As the Heat prepare for Friday’s must-win Game 5, both Meyers and Elle Leonard are intent on staying in the bubble as long as possible as Miami fights to extend the series. They haven’t even started packing.

“We’re here for the long haul,” Elle said. “I know that. We’re not packing, I’ll tell you that much. … It’s going to be frantic [whenever the Finals end] because we’re not packing.

“We’re not putting anything out in the universe that says we’re leaving early.”

— Nick Friedell


A ‘one of a kind’ experiment is nearly complete

For all the conversation of the 2020 NBA playoffs being a fanless experience, there are 38 player guests left on campus who will be invited to the lower bowl for Game 5. And there are 45 staying off campus who will have access to the upper deck at AdventHealth Arena, according to a league spokesman.

But there is one key individual tasked with the archiving of the entire endeavor.

Andy Thompson, the vice president of production for NBA Entertainment who has worked for the league for 33 years as a videographer and was the primary cameraman capturing behind-the-scenes footage in ESPN’s “The Last Dance,” is there to document the undertaking.

“This was going to be a one-of-a-kind thing. I call it, this was the NBA’s moonshot,” he said, “We’ve been to the moon several times — a half a dozen times — but the first one is always the most important one. Nobody cares about the second mission.”

To do it, he has had to take a different tack in both storytelling and gathering material without breaking social distance protocols.

“There’s no city to really get out and interview fans and shoot scenics and incorporate that into the storytelling,” said Thompson, the uncle of Golden State Warriors guard Klay Thompson and the brother of Lakers broadcaster Mychal Thompson. “Here, it’s just basketball. And it’s just about what’s going on between those lines.”

He isn’t in the familiar arenas he knows like the back of his hand from three decades of covering the sport.

“Every arena has its own little backdoors and ways in which you can find a way into a player’s locker room or the weight room. Some players park their cars outside, and we can actually approach the players in the parking lot and get some shots of them walking in and talking, interviews. There is none of that here,” Thompson said.
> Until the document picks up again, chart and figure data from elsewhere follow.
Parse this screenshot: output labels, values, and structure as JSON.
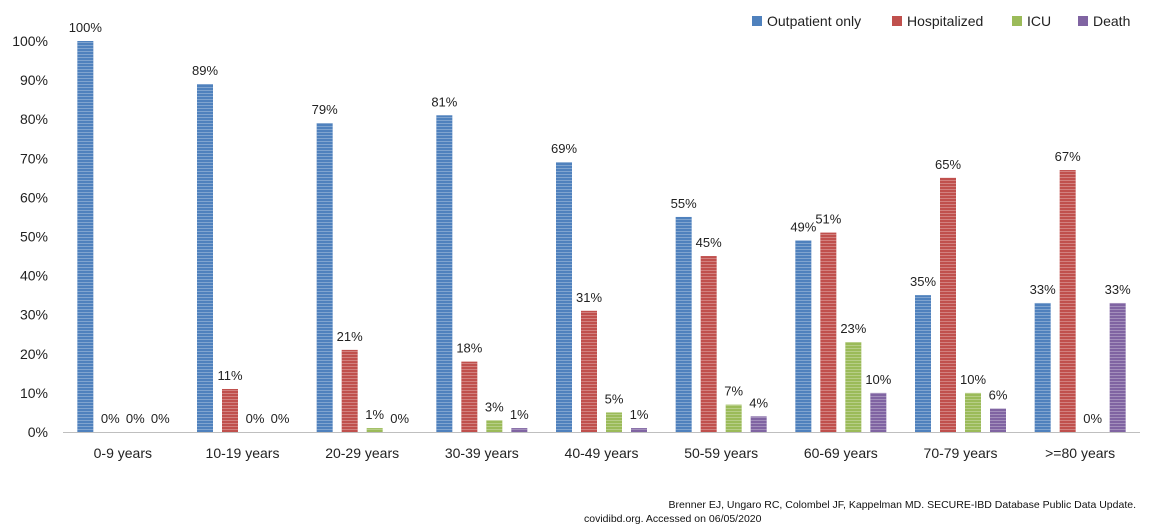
{
  "chart_data": {
    "type": "bar",
    "categories": [
      "0-9 years",
      "10-19 years",
      "20-29 years",
      "30-39 years",
      "40-49 years",
      "50-59 years",
      "60-69 years",
      "70-79 years",
      ">=80 years"
    ],
    "series": [
      {
        "name": "Outpatient only",
        "color": "#4f81bd",
        "values": [
          100,
          89,
          79,
          81,
          69,
          55,
          49,
          35,
          33
        ]
      },
      {
        "name": "Hospitalized",
        "color": "#c0504d",
        "values": [
          0,
          11,
          21,
          18,
          31,
          45,
          51,
          65,
          67
        ]
      },
      {
        "name": "ICU",
        "color": "#9bbb59",
        "values": [
          0,
          0,
          1,
          3,
          5,
          7,
          23,
          10,
          0
        ]
      },
      {
        "name": "Death",
        "color": "#8064a2",
        "values": [
          0,
          0,
          0,
          1,
          1,
          4,
          10,
          6,
          33
        ]
      }
    ],
    "data_labels": [
      [
        "100%",
        "0%",
        "0%",
        "0%"
      ],
      [
        "89%",
        "11%",
        "0%",
        "0%"
      ],
      [
        "79%",
        "21%",
        "1%",
        "0%"
      ],
      [
        "81%",
        "18%",
        "3%",
        "1%"
      ],
      [
        "69%",
        "31%",
        "5%",
        "1%"
      ],
      [
        "55%",
        "45%",
        "7%",
        "4%"
      ],
      [
        "49%",
        "51%",
        "23%",
        "10%"
      ],
      [
        "35%",
        "65%",
        "10%",
        "6%"
      ],
      [
        "33%",
        "67%",
        "0%",
        "33%"
      ]
    ],
    "y_ticks": [
      "0%",
      "10%",
      "20%",
      "30%",
      "40%",
      "50%",
      "60%",
      "70%",
      "80%",
      "90%",
      "100%"
    ],
    "ylim": [
      0,
      100
    ],
    "legend_position": "top-right",
    "grid": false,
    "title": "",
    "xlabel": "",
    "ylabel": ""
  },
  "source_note": {
    "line1": "Brenner EJ, Ungaro RC, Colombel JF, Kappelman MD. SECURE-IBD Database Public Data Update.",
    "line2": "covidibd.org. Accessed on 06/05/2020"
  }
}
“The six-feet distancing is really difficult. The boundaries around the court are off limits. The players are pretty much off limits all the time,” he continued. “So you have to be very, very creative with how you go about trying to carve out access and carve out a unique way in which you want to present the game.”

Thompson, who won an Emmy for his role as the executive producer on “The Last Dance,” knows that someday all the work will be appreciated by fans who couldn’t be on hand.

“It’s definitely going to be used in some kind of a long-form documentary, a series,” he explained. “I don’t know where or when. But to get it right is really important and it’s really a lot of pressure. Because this can be duplicated, but it can’t be replicated. And so we got to make sure that we cross every t and dot every i and make sure we get it right.”